The beauty of being human is that most of us live our lives believing the best in others and that life will be normal and predictive. We expect that things are always orderly and too often, that events that suddenly break the mold of normalcy, aren’t as bad as we might want to consider. Our brain is predisposed to assume that things will carry on in a predictable way. What happens when a plane hits your building, or shots ring out in the hall outside of your classroom, or a family member of a client lashes out during a scheduled in-home visit? When any sort of emergency situation strikes, the natural response for most people is not to do anything. It’s a situation called “normalcy bias”.
Normalcy bias is real and refers to a mental state people enter when facing a life threatening event. The sound of gunshots ring across a mall, something we have all NEVER encountered before. Normalcy bias causes many of us to interpret sensory warnings in the most optimistic way possible, and has us cognitively searching for ambiguities to allow us to consider a less serious situation. The results? We inadequately prepare and react which too often results in unnecessary injury and even death.
Corporations regularly embark on “scenario planning” exercises where they brainstorm scenarios they worry about, market signatures that indicate threat, and then reaction plans that allow them to react to the event.

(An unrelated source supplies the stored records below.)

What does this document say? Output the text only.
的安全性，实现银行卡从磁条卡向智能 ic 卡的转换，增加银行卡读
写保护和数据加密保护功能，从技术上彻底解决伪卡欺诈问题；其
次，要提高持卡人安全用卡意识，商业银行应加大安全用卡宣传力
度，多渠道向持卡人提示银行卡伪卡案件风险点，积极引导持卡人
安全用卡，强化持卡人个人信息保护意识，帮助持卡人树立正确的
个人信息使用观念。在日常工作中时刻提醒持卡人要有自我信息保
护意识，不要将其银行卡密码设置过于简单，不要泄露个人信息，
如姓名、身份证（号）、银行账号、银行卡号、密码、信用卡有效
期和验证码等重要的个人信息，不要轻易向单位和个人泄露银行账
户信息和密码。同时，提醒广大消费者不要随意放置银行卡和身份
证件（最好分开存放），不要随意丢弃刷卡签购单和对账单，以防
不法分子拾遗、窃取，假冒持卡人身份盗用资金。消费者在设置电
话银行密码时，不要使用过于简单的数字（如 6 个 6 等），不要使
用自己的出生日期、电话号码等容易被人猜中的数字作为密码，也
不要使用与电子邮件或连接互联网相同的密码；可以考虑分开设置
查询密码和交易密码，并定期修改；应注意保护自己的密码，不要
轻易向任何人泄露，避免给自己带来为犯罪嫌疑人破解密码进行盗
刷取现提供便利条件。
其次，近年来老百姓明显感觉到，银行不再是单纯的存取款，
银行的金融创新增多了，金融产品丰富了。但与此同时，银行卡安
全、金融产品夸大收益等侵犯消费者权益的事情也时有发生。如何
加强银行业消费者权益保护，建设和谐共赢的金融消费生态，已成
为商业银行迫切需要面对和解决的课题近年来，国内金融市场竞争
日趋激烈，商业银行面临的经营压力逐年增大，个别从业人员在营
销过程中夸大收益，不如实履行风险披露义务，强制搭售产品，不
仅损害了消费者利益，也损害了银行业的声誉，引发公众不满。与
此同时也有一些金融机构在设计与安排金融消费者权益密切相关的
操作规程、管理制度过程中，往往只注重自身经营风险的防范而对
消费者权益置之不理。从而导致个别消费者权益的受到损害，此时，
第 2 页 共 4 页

Mobile workers should most assuredly think through scenarios that could impact their personal security. What are the indicators that signal danger, and what are the options and actions to mitigate and escape? What would your plan be if you were in the office and heard shots coming from the floor beneath you? For mobile workers, what is the plan should a visit to a customer site go awry?
It is TRULY critical that mobile service workers be trained to recognize potential threats and their possible reactions to them. Normalcy bias may be caused in part by the way the brain processes new data: published research makes it clear that it takes 8–10 seconds to process new information. An event that is extreme in nature produces stress which slows the cognitive process, and when the brain cannot find an acceptable response to a situation, it fixates on a single and sometimes default solution that may or may not be correct. When a norm is broken, it takes a long time for the brain to process this aberration, which is why people who witness a traumatic event describe it as “surreal”.
Always be Orienting: Negating Normalcy Bias by Considering Scenarios and Plans of Action
When we started Blueforce in 2005, the “OODA” loop was something we wanted to enable in our product design process. The OODA loop was developed by military strategist and USAF Colonel John Boyd and refers to the decision cycle of observe (collect current information from as many sources as possible), orient (analyze this information and use it to update the current reality), decide (determine your course of action), and act (follow through on your decision). Boyd, a Vietnam era Air Force pilot, applied the concept to combat operations and the approach evolved to everyday use at the strategic level in military operations. Boyd emphasized that “the loop” is actually a set of interacting loops that are in continuous operation during various threat scenarios. Mobile workers who travel into non-predictable and potentially dangerous situations and environments can gain the upper hand by leveraging the OODA loop way before an actual encounter starts.
The same cycle can be leveraged by mobile lone workers as they go about their workday, and the same logic applies. When a lone worker deploys to a location where they sense threat, workers should be trained to gather information (observe), form hypotheses about the environment and actors (orient), make decisions, and act on them. The cycle is repeated continuously throughout any given day.Too often though, when a hostile situation presents itself, normalcy bias causes us to get stuck at the “D†(decide) and no action is taken allowing a potentially life threatening event to unfold. The aggressive and conscious application of the process creates a higher level of awareness over time and ultimately delivers faster decision tempo than the adversary.
Get Off The X and Signal for Help
Technology, in addition to training, can change the game when one is in a life threatening situation. When it comes to security, risk is everywhere and ignoring it isn’t the answer. “Getting off the X” means doing something right now and not waiting to clear a decision with another person. It’s about using whatever means deemed necessary to escape a threatening situation. Ask any security expert and they will tell you, movement is life. Getting off the X and signaling for help can change the outcome during life threatening situations. Blueforce BlueBeacon was designed to enable covert or explicit panic signaling and includes multiple sensor feeds to help responders find you and understand what is going on around you in real time, even while moving.
Whether you are a visiting nurse, social worker, realtor, or K-12 teacher, training, fused with best-in-class personal security technology, can increase survivability during life threatening events.